Bitcoin’s price has increased dramatically in the last year. Although the bull market started towards the end of 2020, significant gains were seen in the first quarter of 2021. As comparison to the coin’s previous price experience, Q1 of 2021 was a very notable time frame in terms of the returns BTC was able to generate.
On the 19th of February, Bitcoin broke through the $55,000 resistance level for the first time. This was followed by a market break into the $60k mark. However, after the breach on February 19th, and amid the overwhelming bullish outlook for the currency, Bitcoin has been a target of the push and pull syndrome – a mechanism in which an asset experiences consecutive cycles of minor price corrections.
While the overall outlook for Bitcoin is bullish and it may well be on its way to hit $80k in the coming months and even $100k before the close of the year, what signal is it giving traders who are more interested in short-term trades?
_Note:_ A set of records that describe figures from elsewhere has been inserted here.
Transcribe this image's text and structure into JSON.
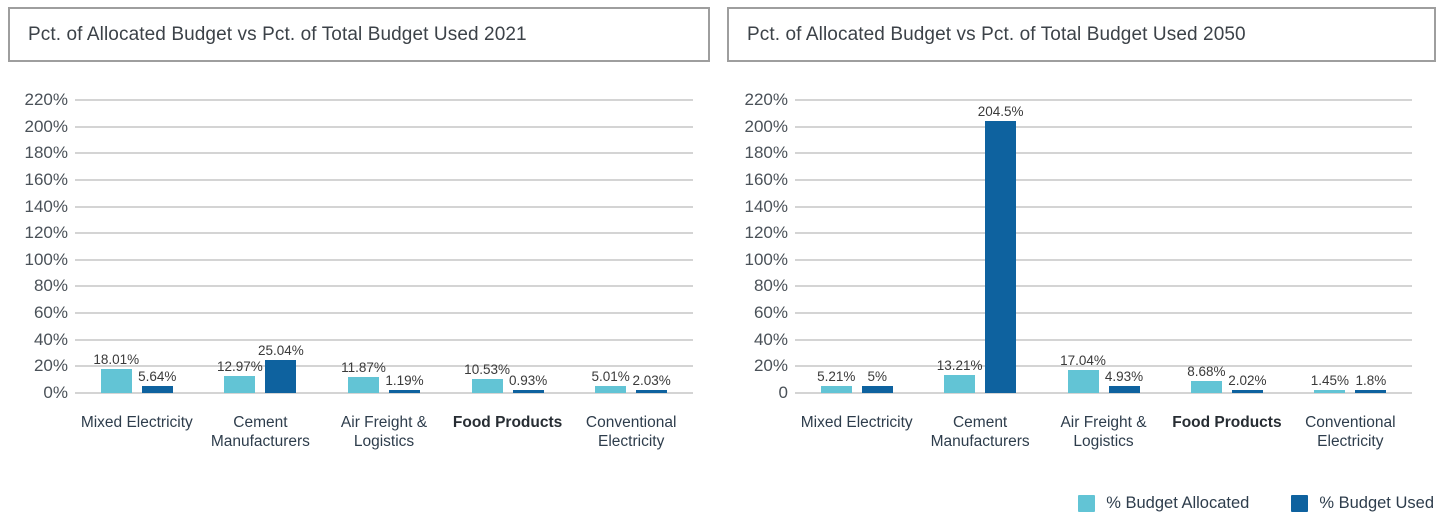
{
  "page": {
    "background": "#ffffff"
  },
  "colors": {
    "allocated": "#62c4d5",
    "used": "#0e629f",
    "gridline": "#d4d4d4",
    "title_box_border": "#9e9e9e"
  },
  "chart_data": [
    {
      "type": "bar",
      "title": "Pct. of Allocated Budget vs Pct. of Total Budget Used 2021",
      "ylim": [
        0,
        220
      ],
      "grid": true,
      "legend_position": "none",
      "y_tick_labels": [
        "220%",
        "200%",
        "180%",
        "160%",
        "140%",
        "120%",
        "100%",
        "80%",
        "60%",
        "40%",
        "20%",
        "0%"
      ],
      "categories": [
        {
          "label": "Mixed Electricity",
          "bold": false
        },
        {
          "label": "Cement Manufacturers",
          "bold": false
        },
        {
          "label": "Air Freight & Logistics",
          "bold": false
        },
        {
          "label": "Food Products",
          "bold": true
        },
        {
          "label": "Conventional Electricity",
          "bold": false
        }
      ],
      "series": [
        {
          "name": "% Budget Allocated",
          "color": "#62c4d5",
          "values": [
            18.01,
            12.97,
            11.87,
            10.53,
            5.01
          ],
          "value_labels": [
            "18.01%",
            "12.97%",
            "11.87%",
            "10.53%",
            "5.01%"
          ]
        },
        {
          "name": "% Budget Used",
          "color": "#0e629f",
          "values": [
            5.64,
            25.04,
            1.19,
            0.93,
            2.03
          ],
          "value_labels": [
            "5.64%",
            "25.04%",
            "1.19%",
            "0.93%",
            "2.03%"
          ]
        }
      ]
    },
    {
      "type": "bar",
      "title": "Pct. of Allocated Budget vs Pct. of Total Budget Used 2050",
      "ylim": [
        0,
        220
      ],
      "grid": true,
      "legend_position": "bottom-right",
      "y_tick_labels": [
        "220%",
        "200%",
        "180%",
        "160%",
        "140%",
        "120%",
        "100%",
        "80%",
        "60%",
        "40%",
        "20%",
        "0"
      ],
      "categories": [
        {
          "label": "Mixed Electricity",
          "bold": false
        },
        {
          "label": "Cement Manufacturers",
          "bold": false
        },
        {
          "label": "Air Freight & Logistics",
          "bold": false
        },
        {
          "label": "Food Products",
          "bold": true
        },
        {
          "label": "Conventional Electricity",
          "bold": false
        }
      ],
      "series": [
        {
          "name": "% Budget Allocated",
          "color": "#62c4d5",
          "values": [
            5.21,
            13.21,
            17.04,
            8.68,
            1.45
          ],
          "value_labels": [
            "5.21%",
            "13.21%",
            "17.04%",
            "8.68%",
            "1.45%"
          ]
        },
        {
          "name": "% Budget Used",
          "color": "#0e629f",
          "values": [
            5,
            204.5,
            4.93,
            2.02,
            1.8
          ],
          "value_labels": [
            "5%",
            "204.5%",
            "4.93%",
            "2.02%",
            "1.8%"
          ]
        }
      ]
    }
  ],
  "legend": {
    "items": [
      {
        "label": "% Budget Allocated",
        "color": "#62c4d5"
      },
      {
        "label": "% Budget Used",
        "color": "#0e629f"
      }
    ]
  }
}
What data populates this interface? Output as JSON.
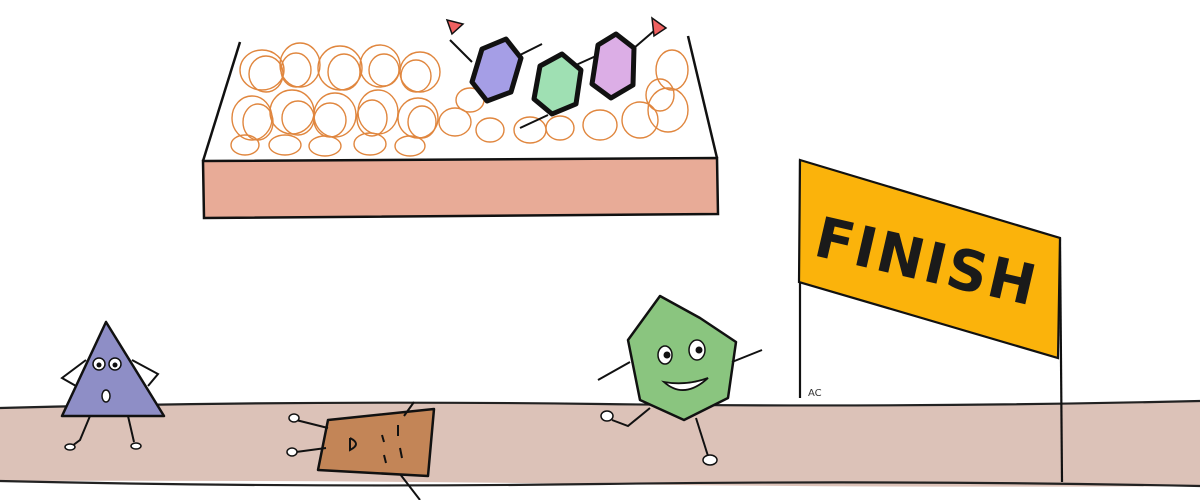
{
  "scene": {
    "finish_banner": {
      "label": "FINISH",
      "color": "#fbb30b"
    },
    "signature": "AC",
    "colors": {
      "track": "#dcc2b8",
      "bleacher_base": "#e8ab97",
      "crowd_scribble": "#e0863e",
      "triangle": "#8e8ec6",
      "rectangle": "#c38557",
      "hexagon_runner": "#8ac57f",
      "fan_purple": "#a59ee6",
      "fan_green": "#9fe0b3",
      "fan_pink": "#dcaee6",
      "pennant": "#ef6060"
    },
    "characters": [
      "triangle-character",
      "fallen-rectangle-character",
      "hexagon-runner-character"
    ]
  }
}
Interestingly, data provided by Santiment shows that the market sentiment has changed drastically for the king coin and the market’s largest altcoin – Ethereum. The aforementioned data highlighted that the weighted sentiment for both assets fell to the extremely negative territory after BTC retraced and fell back under $60k and ETH flipped the $2k support back into a resistance level over the week.
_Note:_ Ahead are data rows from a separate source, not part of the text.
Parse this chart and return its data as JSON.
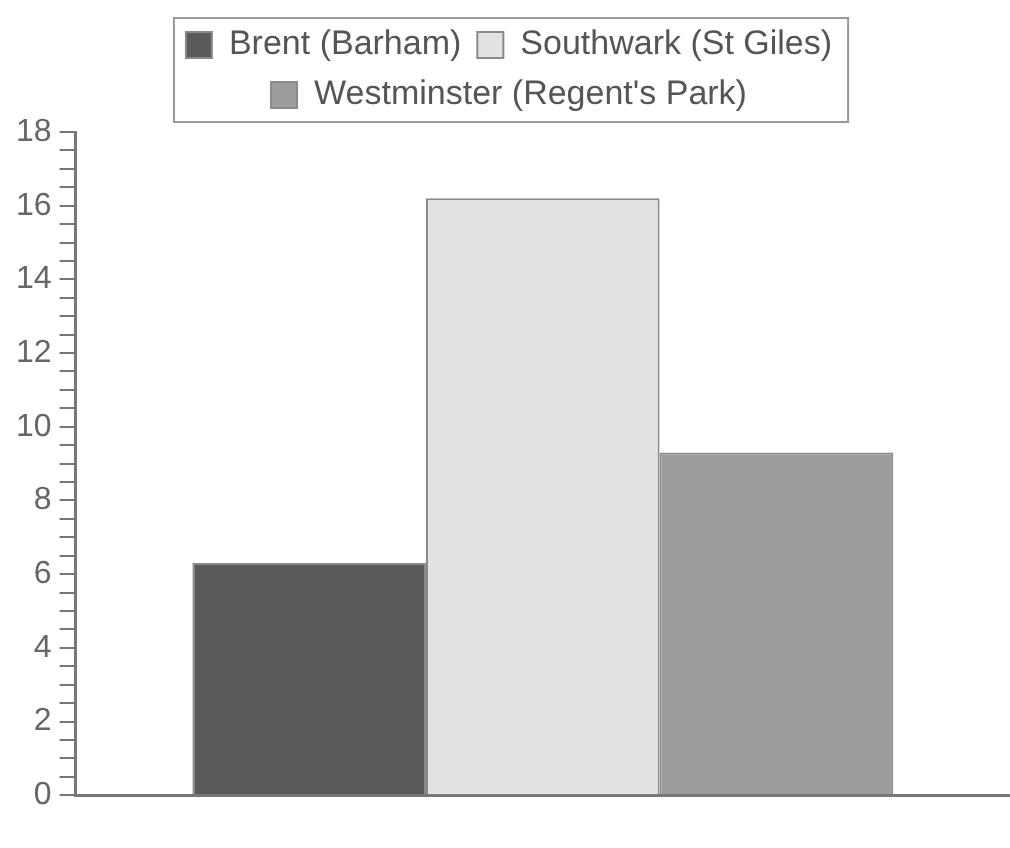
{
  "chart_data": {
    "type": "bar",
    "categories": [
      null
    ],
    "series": [
      {
        "name": "Brent (Barham)",
        "color": "#5a5a5a",
        "values": [
          6.3
        ]
      },
      {
        "name": "Southwark (St Giles)",
        "color": "#e2e2e2",
        "values": [
          16.2
        ]
      },
      {
        "name": "Westminster (Regent's Park)",
        "color": "#9c9c9c",
        "values": [
          9.3
        ]
      }
    ],
    "ylim": [
      0,
      18
    ],
    "yticks": [
      0,
      {
        "value": 0.5,
        "label": null
      },
      {
        "value": 1,
        "label": null
      },
      {
        "value": 1.5,
        "label": null
      },
      2,
      {
        "value": 2.5,
        "label": null
      },
      {
        "value": 3,
        "label": null
      },
      {
        "value": 3.5,
        "label": null
      },
      4,
      {
        "value": 4.5,
        "label": null
      },
      {
        "value": 5,
        "label": null
      },
      {
        "value": 5.5,
        "label": null
      },
      6,
      {
        "value": 6.5,
        "label": null
      },
      {
        "value": 7,
        "label": null
      },
      {
        "value": 7.5,
        "label": null
      },
      8,
      {
        "value": 8.5,
        "label": null
      },
      {
        "value": 9,
        "label": null
      },
      {
        "value": 9.5,
        "label": null
      },
      10,
      {
        "value": 10.5,
        "label": null
      },
      {
        "value": 11,
        "label": null
      },
      {
        "value": 11.5,
        "label": null
      },
      12,
      {
        "value": 12.5,
        "label": null
      },
      {
        "value": 13,
        "label": null
      },
      {
        "value": 13.5,
        "label": null
      },
      14,
      {
        "value": 14.5,
        "label": null
      },
      {
        "value": 15,
        "label": null
      },
      {
        "value": 15.5,
        "label": null
      },
      16,
      {
        "value": 16.5,
        "label": null
      },
      {
        "value": 17,
        "label": null
      },
      {
        "value": 17.5,
        "label": null
      },
      18
    ],
    "legend": "top",
    "grid": false
  }
}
However, does this also imply that there is a bright side for traders in their bid to accumulate more of each of these two coins? In the past, as per the data, during times of such “negative” sentiments, accumulation has continued and has fueled a trend reversal, one enabling the price to surge. The FUD in such market circumstances for Bitcoin invariably proves to be a good buying opportunity, as demonstrated by previous phases wherein the coin has been subject to price corrections.
Furthermore, it is easy to see that there has been a price correction in the short term. According to Glassnode data, BTC flowing into exchanges recently reached a one-month peak. This is usually a result of short-term hodlers shifting their hodling habits. When the price rises, many traders take advantage of the short-term profits, which may be one of the reasons Bitcoin has failed to break through the $60k barrier for so long without having a turnaround.
However, this has been valid for even the range up to $40k, and it could only be a matter of time before the present resistance caves in as well.
These small corrections are the only “low points” that could validate the “buy low, sell high” slogan for new entrants joining the current BTC market. If the price is expected to rise in the coming months, as it has in the previous three months, price corrections are likely to be lower in margins.
Despite market corrections, the largest fall in the last week have been less than 7%. When the bull run enters its next step, these corrections can become more frequent, but they may also become smaller. As a result, recent market corrections do not actually indicate the conclusion of the bull run, but rather a comparatively decent entry point and a buying opportunity.